Strange Lights Seen Last Night in the Heavens Puzzle the Populace
Various Theories Made
A few people in Annapolis and more in the county near the city witnessed in the northeastern and eastern sky last night about 9:30 o’clock strange lights that were more or less uncanny. The lights were of a bluish-white and seemed to be great stars. They appeared to hover very near to the earth. They could be distinctly seen at Arundel-on-the-Bay, and everybody was asking everybody else what they could be. At intervals they would disappear only to shine again with new brilliance and occasionally fade to a mellow orange and then grow red.
The lights, which were circular, appearing to be about an eighth the size of the moon, seemed to be stationary from Walbrook, Baltimore, and surrounding territory, where they were also seen, but from East Baltimore, Fort Howard and the Bethlehem Steel Company’s plant, where thousands of workmen watched them, they seemed to move very slowly.
The first appearance of one of the strange luminaries was noticed at 9:30 P.M. Its disappearance and ostensible reappearance impressed many persons that it was the same light, while, as a matter of fact, there were several. When the one was first sighted it brought visions of Zeppelins and the long-expected air raid, but when these did not materialize naturally a scientific explanation was sought.
Application was made by Baltimoreans first to the weather man there and then to several star-gazers, but all remarked calmly that no celestial body was due for a visit at this time and nothing of any phenomenal value might be anticipated.

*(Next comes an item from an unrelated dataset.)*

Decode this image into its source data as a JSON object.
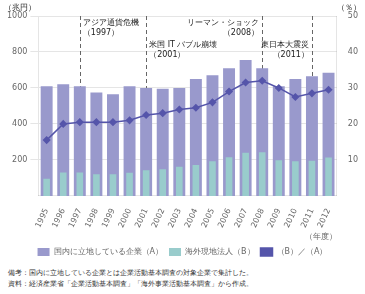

After this disappointment the newspapers were appealed to and received scores of calls, each one of them presenting a new theory. Then finally a man called up and said: “We have been blaming everything else on the war, so why don’t we find a reason to trace the lights to the same?”
This suggestion was followed out, and the only possible solution seemed to be inquiry at Aberdeen, the most warlike place hereabouts.
It is little advertised, of course, but, as a matter of fact, Aberdeen folks are doing many queer things up there at night. The one thing that they have in their repertoire, which might have caused the strange sights of last night is this:
In making tests with heavy caliber mortars such things as star bombs are utilized. These funny little things are equipped with silk parachutes and fired into the air. The firing ignites a preparation in them and the “stars” burn steadily, while the parachute keeps them somewhat stationary. Then the large guns are fired and the course of the shells and speed are marked by the light of the artificial star. These stars then float about until they are finally extinguished and then descend. Their average height level is about 2,300 feet.
Another similar device is a parachute arrangement which is sent up by a rocket and which is a signal for the artillery from the infantry. These lights are also varicolored.
In the absence of scientific explanation, this theory may be accepted, especially since the boys now at Fort Howard see them very often floating their way from the Aberdeen grounds.